Não me entendam mal; não é que desviar fundos alguma vez seja desculpável, trate-se de uma mega operação à Sócrates ou de uma velhacaria em menor escala como esta. 

Só que aí é que está: há quem roube muito mais, mas pouca gente roubará com tanta deselegância.  Ser ladrão de casaca não é para qualquer um, está visto.

 Depois, é todo o quadro pantomineiro e barato da coisa: o marido e o filho envolvidos na "parada", já com ideias de criar uma dinastia e tudo (nem era folhetim português sem a cunha, essa instituição nacional. Português açambarcador que se preze tem de meter a família toda ao barulho a aproveitar o filão, assim tudo ao molho tipo cortiço, senão não tem piada).



 E de resto a "dótora", ponha-se a devida ênfase no dótora que repito, isto é um "causo" português, lá por ter roçado ombros com Doña Letizia de Espanha e com a  Primeira Dama um par de vezes, já se armava em Rainha do Sabá (ou será do Samoco?) já se achava com direito a fazer-se representar com a dignidade que a sua pessoa exigia (sim, porque todos sabemos que Santa Teresa de Calcutá, para levar a cabo as suas caridades, precisava de torrar o dinheiro dos leprosos no El Corte Inglès). 

Nada me diverte tanto como uma senhora que não sabe o que é uma Senhora verdadeira a tentar fazer-se passar por "Senhora que se dedica a causas". Tenho conhecido bastantes dessas Senhoras verdadeiras, do mais bem nascido e instruído que pode haver; e na sua maioria, pouco lhes bastava para freiras: caridosas até à extravagância, abnegadas como faquires, algumas eram capazes de não comprar uns sapatos decentes para si, para darem o que tinham e não tinham aos seus protegidos. Caridade e vaidade (vaidade extrema, pelo menos)  não costumam caminhar juntas. 

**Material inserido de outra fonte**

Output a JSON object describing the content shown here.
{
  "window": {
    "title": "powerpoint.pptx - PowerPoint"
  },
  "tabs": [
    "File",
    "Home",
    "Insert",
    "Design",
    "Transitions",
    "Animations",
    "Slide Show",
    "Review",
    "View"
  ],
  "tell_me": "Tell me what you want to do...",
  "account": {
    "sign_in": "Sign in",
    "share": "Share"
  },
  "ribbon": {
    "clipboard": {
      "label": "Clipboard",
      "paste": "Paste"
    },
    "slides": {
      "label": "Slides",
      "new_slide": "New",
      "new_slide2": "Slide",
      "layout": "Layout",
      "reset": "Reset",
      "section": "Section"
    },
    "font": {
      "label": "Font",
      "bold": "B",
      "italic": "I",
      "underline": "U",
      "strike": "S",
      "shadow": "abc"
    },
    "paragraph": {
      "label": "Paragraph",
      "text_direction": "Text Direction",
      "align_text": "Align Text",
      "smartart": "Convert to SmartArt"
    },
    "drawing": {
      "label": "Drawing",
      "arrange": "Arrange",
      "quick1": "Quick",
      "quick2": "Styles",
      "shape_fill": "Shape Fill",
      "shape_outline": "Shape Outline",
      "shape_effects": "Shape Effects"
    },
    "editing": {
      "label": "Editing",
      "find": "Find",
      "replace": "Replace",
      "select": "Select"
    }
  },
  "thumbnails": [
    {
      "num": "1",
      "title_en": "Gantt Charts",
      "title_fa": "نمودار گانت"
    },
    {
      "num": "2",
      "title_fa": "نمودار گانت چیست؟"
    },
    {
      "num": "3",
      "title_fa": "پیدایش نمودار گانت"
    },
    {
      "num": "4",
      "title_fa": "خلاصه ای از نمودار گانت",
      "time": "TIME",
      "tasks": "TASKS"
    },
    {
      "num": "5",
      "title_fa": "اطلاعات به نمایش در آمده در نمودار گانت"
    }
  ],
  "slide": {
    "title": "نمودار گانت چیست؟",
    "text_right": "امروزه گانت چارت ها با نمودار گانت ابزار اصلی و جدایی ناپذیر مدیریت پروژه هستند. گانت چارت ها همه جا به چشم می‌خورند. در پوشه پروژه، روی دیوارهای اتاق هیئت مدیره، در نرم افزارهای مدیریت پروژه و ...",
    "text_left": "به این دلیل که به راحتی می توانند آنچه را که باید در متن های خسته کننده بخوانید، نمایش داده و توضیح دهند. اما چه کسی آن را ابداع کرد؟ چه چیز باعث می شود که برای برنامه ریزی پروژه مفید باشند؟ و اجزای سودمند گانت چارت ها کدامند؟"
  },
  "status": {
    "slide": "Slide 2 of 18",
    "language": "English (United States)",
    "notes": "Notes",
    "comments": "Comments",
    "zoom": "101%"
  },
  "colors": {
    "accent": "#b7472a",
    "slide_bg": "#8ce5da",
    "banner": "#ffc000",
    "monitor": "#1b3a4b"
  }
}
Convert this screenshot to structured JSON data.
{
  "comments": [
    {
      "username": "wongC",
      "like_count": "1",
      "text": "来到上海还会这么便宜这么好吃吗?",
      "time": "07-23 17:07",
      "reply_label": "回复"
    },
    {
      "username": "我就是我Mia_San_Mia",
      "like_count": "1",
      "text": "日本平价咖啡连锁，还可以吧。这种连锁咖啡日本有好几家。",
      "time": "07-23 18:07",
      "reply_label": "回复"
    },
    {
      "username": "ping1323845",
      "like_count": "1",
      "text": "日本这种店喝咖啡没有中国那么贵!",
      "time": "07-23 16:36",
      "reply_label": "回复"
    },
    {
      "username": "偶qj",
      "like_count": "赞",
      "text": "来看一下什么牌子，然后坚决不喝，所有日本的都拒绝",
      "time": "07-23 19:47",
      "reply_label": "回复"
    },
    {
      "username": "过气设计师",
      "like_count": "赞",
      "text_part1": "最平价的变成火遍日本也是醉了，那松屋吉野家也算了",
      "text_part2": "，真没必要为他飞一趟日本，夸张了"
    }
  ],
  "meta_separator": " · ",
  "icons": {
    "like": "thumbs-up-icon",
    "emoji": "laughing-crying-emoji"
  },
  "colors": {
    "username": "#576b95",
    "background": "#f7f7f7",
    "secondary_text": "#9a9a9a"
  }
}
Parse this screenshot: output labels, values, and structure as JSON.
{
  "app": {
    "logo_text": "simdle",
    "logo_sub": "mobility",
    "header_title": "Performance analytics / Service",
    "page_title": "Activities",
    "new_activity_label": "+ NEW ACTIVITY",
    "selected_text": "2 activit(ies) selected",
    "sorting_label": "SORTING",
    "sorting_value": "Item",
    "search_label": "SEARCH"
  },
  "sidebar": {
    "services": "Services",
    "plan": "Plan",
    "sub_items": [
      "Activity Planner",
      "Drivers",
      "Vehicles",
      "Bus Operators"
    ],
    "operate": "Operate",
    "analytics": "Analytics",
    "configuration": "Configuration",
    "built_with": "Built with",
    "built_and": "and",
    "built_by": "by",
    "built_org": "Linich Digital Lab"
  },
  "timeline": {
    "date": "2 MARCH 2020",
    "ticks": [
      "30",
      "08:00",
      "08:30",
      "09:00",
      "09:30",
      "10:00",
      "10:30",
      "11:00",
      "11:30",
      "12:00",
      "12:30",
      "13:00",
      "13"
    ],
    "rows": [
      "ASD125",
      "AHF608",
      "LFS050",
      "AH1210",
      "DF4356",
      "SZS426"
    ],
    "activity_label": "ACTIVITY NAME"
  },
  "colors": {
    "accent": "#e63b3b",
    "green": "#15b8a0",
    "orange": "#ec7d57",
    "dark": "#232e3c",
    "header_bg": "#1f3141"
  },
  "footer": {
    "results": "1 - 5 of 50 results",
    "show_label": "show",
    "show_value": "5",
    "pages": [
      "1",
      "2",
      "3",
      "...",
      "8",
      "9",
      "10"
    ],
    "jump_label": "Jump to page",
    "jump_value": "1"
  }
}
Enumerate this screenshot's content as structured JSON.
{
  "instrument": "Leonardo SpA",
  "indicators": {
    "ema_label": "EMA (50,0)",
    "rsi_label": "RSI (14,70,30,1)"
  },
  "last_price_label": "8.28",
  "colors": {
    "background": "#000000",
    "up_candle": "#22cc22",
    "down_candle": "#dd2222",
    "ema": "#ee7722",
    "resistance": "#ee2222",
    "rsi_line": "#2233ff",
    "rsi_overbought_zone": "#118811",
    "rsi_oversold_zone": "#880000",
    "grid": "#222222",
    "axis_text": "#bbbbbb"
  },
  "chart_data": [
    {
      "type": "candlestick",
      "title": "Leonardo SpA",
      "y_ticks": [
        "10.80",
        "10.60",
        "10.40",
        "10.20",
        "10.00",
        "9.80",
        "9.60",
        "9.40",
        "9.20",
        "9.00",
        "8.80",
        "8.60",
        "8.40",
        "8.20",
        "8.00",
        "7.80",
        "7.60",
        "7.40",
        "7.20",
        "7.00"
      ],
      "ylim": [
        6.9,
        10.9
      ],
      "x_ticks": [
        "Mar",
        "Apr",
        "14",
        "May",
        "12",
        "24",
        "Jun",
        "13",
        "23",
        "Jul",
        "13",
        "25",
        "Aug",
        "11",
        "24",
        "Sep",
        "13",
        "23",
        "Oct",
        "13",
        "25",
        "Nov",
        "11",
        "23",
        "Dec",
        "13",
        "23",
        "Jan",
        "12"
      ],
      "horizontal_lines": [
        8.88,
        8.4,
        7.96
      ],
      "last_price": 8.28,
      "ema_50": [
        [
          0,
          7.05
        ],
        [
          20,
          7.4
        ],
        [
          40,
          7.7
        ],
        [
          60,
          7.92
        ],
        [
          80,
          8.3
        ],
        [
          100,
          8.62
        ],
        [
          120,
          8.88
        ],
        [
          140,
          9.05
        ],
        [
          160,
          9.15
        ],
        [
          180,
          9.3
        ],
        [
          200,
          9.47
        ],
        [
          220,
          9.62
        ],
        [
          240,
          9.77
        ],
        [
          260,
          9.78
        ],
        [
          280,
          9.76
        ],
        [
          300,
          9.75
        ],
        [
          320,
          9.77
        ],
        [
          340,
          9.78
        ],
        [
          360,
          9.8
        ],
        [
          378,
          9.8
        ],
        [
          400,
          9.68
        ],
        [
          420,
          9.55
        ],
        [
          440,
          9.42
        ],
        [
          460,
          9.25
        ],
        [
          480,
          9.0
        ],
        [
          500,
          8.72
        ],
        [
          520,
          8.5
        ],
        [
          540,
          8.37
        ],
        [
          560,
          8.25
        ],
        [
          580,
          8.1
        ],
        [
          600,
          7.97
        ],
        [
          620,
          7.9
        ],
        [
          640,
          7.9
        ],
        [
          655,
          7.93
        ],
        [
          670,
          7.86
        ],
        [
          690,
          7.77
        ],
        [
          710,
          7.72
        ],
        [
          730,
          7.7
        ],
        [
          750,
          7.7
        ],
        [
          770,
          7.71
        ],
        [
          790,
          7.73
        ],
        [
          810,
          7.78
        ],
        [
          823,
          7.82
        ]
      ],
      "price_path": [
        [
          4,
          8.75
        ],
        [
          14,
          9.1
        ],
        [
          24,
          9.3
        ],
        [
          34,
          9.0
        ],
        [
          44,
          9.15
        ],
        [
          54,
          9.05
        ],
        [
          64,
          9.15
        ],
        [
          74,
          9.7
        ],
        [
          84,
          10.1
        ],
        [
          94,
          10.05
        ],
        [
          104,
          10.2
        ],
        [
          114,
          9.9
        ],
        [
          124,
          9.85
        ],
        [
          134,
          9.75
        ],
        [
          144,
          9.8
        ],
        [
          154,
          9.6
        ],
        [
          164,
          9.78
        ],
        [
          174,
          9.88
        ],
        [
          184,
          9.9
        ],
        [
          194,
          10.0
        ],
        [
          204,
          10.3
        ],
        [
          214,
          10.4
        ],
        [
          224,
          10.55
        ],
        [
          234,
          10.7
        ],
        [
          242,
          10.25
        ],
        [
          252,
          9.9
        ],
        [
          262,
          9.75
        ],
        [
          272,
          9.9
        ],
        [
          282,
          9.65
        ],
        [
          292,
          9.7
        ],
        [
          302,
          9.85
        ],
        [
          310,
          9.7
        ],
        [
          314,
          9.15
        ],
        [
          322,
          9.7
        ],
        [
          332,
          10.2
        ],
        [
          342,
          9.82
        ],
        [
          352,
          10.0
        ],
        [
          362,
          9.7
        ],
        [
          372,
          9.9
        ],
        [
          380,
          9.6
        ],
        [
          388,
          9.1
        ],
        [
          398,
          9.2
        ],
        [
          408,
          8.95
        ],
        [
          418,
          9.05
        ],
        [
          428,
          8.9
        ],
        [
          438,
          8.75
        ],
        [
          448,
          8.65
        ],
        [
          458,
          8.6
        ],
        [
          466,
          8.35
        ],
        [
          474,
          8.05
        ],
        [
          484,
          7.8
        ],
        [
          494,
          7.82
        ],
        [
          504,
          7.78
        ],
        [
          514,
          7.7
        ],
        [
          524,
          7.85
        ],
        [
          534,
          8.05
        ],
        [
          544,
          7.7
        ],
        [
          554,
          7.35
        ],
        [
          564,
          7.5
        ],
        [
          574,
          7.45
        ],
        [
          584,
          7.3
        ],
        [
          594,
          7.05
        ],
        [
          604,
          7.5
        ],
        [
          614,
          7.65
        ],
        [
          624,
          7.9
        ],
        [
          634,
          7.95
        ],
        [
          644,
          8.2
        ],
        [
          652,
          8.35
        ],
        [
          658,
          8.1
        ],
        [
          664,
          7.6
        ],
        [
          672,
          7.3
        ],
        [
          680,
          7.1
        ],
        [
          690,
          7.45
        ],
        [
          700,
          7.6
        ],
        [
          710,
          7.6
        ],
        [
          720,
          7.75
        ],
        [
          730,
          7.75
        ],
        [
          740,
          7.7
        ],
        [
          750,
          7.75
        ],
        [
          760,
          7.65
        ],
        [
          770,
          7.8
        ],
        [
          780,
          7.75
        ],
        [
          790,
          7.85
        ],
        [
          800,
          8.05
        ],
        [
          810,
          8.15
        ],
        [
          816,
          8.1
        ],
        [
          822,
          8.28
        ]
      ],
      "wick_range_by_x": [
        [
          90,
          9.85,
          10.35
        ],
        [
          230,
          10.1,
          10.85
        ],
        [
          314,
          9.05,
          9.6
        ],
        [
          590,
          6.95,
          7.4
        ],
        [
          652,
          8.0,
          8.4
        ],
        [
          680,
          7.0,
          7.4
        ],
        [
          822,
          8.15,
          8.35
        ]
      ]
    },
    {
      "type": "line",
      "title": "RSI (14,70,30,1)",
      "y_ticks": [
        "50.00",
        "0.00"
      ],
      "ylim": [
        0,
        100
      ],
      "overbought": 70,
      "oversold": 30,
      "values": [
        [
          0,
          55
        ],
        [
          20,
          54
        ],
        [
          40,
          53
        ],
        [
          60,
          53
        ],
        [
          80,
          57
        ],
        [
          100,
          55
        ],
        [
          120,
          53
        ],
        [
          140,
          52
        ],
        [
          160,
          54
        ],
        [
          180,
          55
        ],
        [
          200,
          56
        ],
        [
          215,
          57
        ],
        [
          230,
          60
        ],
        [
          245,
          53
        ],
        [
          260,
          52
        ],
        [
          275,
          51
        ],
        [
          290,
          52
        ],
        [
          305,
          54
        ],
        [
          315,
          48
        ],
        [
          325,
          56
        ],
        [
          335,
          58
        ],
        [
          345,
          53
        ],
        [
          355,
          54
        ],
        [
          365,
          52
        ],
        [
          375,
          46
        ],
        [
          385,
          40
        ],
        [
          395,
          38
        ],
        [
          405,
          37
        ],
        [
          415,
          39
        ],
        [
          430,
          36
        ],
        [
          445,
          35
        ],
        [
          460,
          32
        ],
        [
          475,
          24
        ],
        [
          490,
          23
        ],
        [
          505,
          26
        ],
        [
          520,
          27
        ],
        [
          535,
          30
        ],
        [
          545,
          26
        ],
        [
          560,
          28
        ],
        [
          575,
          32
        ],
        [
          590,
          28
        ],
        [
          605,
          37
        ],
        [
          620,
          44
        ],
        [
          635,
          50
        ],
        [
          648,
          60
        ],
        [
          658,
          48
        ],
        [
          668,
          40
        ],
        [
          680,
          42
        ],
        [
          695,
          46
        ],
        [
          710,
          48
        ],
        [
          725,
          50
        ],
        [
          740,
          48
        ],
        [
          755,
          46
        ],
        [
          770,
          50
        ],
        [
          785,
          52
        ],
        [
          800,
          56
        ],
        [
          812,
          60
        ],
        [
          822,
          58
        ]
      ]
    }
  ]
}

Porém a pérola, a cereja portuguesinha em cima do bolo, o melhor do melhorzinho, é mesmo o relato abaixo, ao melhor estilo "nunca sirvas quem serviu, nem peças a quem pediu" ou "se queres ver o vilão, põe-lhe o chicote na mão". Delicioso:

«Alguns ex-funcionários da Raríssimas dão ainda conta de um ambiente dentro da associação em que todos eram obrigados a demonstrar o seu respeito pela sua presidente. “Sempre que saía ou entrava para o seu gabinete, todos os elementos que estavam na recepção obrigatoriamente e independentemente das vezes que senhora presidente entrasse e saísse, tinham de se levantar das suas cadeiras à sua passagem"».

Nunca conheci uma beata manda chuva da paróquia, nem um Fidel Castro de bairro, que não adorasse o seu cultozinho da personalidade e não o exigisse aos seus subordinados...em cada arrivista há sempre um pouco de mitómano.

De mais a mais, sem conhecer os envolvidos mas armando-me em profiler do FBI, a julgar pelos retratos, os modos da senhora presidenta (grandes gestos, grandes sorrisos e gargalhadas) além de não serem lá muito senhoris não combinam, nem um bocadinho, com a seriedade que uma instituição deste género pede. Olhando para ela, ninguém diria que não estava a divertir-se à grande e à francesa. E não é que estaria?